The important thing to remember is that the difference between front and back measurements should be 1/4" maximum, period!
As usual, my "explanation is too "wordy" already, but there is something else that should be said:
All of the above "ASSUMES" a tight front end with everything in perfect condition. In real life, it should be remembered that ANY amount of toe-in will probably increase the amount of ACTUAL rolling toe-in as the car rolls forward on the ground.
Therefore, even if the toe-in was adjusted perfectly with the front axle jacked up and both wheels off of the ground, the ACTUAL rolling toe-in may increase as the car is being driven forward. For this reason, the measurements should be repeated, with the car on the ground and after being rolled forward for at least a couple feet, and stopped without letting the car roll back at all.

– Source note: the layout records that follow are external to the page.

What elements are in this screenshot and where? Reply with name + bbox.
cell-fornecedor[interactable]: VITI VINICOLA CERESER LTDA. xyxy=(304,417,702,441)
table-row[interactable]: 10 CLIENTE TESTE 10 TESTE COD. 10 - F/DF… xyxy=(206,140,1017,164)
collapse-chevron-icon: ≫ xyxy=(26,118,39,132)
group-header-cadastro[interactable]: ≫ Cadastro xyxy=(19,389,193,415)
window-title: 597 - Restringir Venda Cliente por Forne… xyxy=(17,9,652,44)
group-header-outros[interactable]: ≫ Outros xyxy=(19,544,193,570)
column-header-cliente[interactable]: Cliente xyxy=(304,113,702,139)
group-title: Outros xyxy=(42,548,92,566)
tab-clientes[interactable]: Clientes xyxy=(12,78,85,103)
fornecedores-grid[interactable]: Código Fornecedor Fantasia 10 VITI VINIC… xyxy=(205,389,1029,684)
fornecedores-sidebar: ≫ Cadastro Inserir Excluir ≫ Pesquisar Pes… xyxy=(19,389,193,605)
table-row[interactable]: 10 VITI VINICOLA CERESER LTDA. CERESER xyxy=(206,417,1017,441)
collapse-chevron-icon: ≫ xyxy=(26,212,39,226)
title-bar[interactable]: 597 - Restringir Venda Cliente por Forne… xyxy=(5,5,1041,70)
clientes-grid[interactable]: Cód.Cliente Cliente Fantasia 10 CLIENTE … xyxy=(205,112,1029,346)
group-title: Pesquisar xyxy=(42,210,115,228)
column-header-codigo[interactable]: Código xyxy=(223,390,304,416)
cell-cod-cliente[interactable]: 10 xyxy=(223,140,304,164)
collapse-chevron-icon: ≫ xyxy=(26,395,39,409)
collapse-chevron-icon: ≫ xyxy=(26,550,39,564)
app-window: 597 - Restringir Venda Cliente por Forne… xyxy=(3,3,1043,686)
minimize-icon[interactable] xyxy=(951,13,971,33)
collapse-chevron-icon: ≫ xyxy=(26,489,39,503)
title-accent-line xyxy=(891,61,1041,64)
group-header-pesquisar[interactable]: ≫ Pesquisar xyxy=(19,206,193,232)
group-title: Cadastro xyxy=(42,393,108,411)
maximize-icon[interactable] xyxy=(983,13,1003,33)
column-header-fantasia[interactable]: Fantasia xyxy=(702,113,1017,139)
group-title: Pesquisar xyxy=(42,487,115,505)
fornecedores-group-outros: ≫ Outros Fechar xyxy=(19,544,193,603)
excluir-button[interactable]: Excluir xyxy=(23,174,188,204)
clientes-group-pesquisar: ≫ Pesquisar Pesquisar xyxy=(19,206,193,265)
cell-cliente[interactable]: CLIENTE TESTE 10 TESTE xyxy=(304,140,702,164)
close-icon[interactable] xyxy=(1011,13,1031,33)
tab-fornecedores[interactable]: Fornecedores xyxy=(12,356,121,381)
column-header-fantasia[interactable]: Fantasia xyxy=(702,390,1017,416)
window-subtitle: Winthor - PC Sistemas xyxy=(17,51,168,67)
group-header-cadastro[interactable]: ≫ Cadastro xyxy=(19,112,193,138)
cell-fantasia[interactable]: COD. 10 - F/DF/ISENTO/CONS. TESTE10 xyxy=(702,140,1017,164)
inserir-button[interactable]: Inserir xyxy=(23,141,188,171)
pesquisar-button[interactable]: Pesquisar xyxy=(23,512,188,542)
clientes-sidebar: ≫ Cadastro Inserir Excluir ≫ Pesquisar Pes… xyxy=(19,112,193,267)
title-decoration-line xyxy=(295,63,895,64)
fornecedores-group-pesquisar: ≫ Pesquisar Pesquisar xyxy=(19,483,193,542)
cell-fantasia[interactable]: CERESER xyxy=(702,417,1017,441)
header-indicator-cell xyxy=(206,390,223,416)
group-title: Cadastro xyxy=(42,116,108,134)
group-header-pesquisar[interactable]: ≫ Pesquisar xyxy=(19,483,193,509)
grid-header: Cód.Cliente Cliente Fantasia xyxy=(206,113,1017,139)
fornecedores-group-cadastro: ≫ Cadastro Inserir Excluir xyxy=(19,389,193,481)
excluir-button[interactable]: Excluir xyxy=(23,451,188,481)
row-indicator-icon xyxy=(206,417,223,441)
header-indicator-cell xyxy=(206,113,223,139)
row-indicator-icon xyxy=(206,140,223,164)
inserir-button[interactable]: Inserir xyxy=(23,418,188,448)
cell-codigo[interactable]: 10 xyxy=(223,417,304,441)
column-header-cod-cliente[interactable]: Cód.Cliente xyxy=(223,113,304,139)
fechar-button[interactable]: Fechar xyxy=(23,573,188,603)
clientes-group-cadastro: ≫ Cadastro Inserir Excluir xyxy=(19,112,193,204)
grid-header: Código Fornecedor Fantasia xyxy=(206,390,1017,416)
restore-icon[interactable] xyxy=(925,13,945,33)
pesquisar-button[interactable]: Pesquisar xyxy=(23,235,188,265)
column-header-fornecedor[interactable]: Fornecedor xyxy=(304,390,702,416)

If it sounds like I'm making this all sound too complicated, it should be remembered that this is why there are front end alignment shops with very expensive equipment to correctly and accurately set up even just the toe-in, because it is not all that easy to get it perfect. And us back-yard-mechanic type "T-guys" are trying to get it right with hand tools, right?
Harold - actually I think you make it far too complicated. The measurements at the front of the tire should be between 3/16" and 1/4" less than the measurement at the rear of the tire. That's toe in. Any slop in the front end should be taken care of before setting the toe in. After setting the toe in, take a test ride - if it doesn't feel right you may have measured wrong and should check again. If it feels right, it's OK and you don't have to worry about it anymore for a long time.
Wendell - cool boat, reminds me somewhat of a fishing boat - used to be lots of them in Gothenburg and other smaller coast villages in the old days with one cylinder hot bulb engines chugging along trying to get some catch.
Helge is a name for old men here nowadays, might take another 20 years until it eventually gets popular again
How about Ture or Reinholdt?
Wendel, the tie rod bolts are stepped. They are screwed in until the step bottoms out. The nut is then installed. As such it is a locknut. Don't forget the split pin. If you have up and down slop in the yoke, the yoke has worn and you may need a washer to take up this slack.
Hope this helps.
Allan from down under.
You need to put a strip of masking tape on each front tire. With the masking tape dead ahead make a mark on each and measure between. Now turn each wheel 180 degrees and measure again. The difference is your toe in, or if maladjusted it could be toe out.
Neither wheels or tires are perfectly true so you need to make your measurements between the same two points.
Thanks, Allan B. Describing the step bolt design helps me understand how to tighten the ends.
And thanks to all for the more than adequate advice!